In 1980, the Supreme Court’s Stone v. Graham held that Ten Commandments displays in schools violated the establishment clause because they lacked a secular purpose. That decision relied on the “secular‑purpose” test, which later courts replaced with a “historical practices” approach following the 2022 Kennedy v. Bremerton case. The Texas law, enacted in 2025, was therefore defended by the Fifth Circuit on the grounds that Stone had been overruled.

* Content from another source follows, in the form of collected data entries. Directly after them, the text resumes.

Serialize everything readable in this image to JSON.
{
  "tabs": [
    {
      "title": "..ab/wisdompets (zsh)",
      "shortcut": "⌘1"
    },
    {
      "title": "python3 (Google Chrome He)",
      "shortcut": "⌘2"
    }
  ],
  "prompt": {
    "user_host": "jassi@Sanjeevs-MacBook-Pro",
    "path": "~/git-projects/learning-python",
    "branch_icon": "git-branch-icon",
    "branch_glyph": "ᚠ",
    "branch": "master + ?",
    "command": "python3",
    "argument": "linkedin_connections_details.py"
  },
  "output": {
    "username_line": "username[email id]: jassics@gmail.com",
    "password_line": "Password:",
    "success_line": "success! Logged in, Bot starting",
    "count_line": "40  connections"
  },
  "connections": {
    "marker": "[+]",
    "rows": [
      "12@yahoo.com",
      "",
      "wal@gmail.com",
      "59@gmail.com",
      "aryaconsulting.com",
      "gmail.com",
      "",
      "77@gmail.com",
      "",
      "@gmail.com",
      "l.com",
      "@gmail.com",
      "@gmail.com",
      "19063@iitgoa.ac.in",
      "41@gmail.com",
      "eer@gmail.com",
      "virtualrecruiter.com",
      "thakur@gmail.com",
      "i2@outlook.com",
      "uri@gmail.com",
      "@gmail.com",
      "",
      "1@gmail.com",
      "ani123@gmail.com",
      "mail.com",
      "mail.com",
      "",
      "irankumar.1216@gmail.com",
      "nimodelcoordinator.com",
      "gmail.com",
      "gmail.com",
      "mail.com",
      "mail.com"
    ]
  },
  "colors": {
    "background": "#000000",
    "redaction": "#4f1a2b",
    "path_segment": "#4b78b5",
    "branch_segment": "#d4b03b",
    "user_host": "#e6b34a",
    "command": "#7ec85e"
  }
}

However, only the Supreme Court can overturn its own precedent, and it has yet to strike down Stone. The Fifth Circuit’s reasoning fails to acknowledge the clause’s core aim: shielding citizens from religious coercion and prohibiting public funding of religion. The court also overlooked that the law uses state money to purchase posters, directly contravening the “no money” principle.

While the court attempted to separate the Ten Commandments posters from mandatory prayer, both elements place students in a daily religious environment. The law ignores the absence of any historical tradition of mandatory religious displays in public schools—a tradition that safeguards America’s religious diversity. Allowing one set of religious text opens the door for others, potentially leading to conflict and division.

In summary, the ruling sidesteps critical aspects of the establishment clause. It treats a religious display as neutral when it is coercive and disregards the taxpayer burden. The Supreme Court may need to intervene to realign the law with its original intent: maintaining a clear separation between government and religion.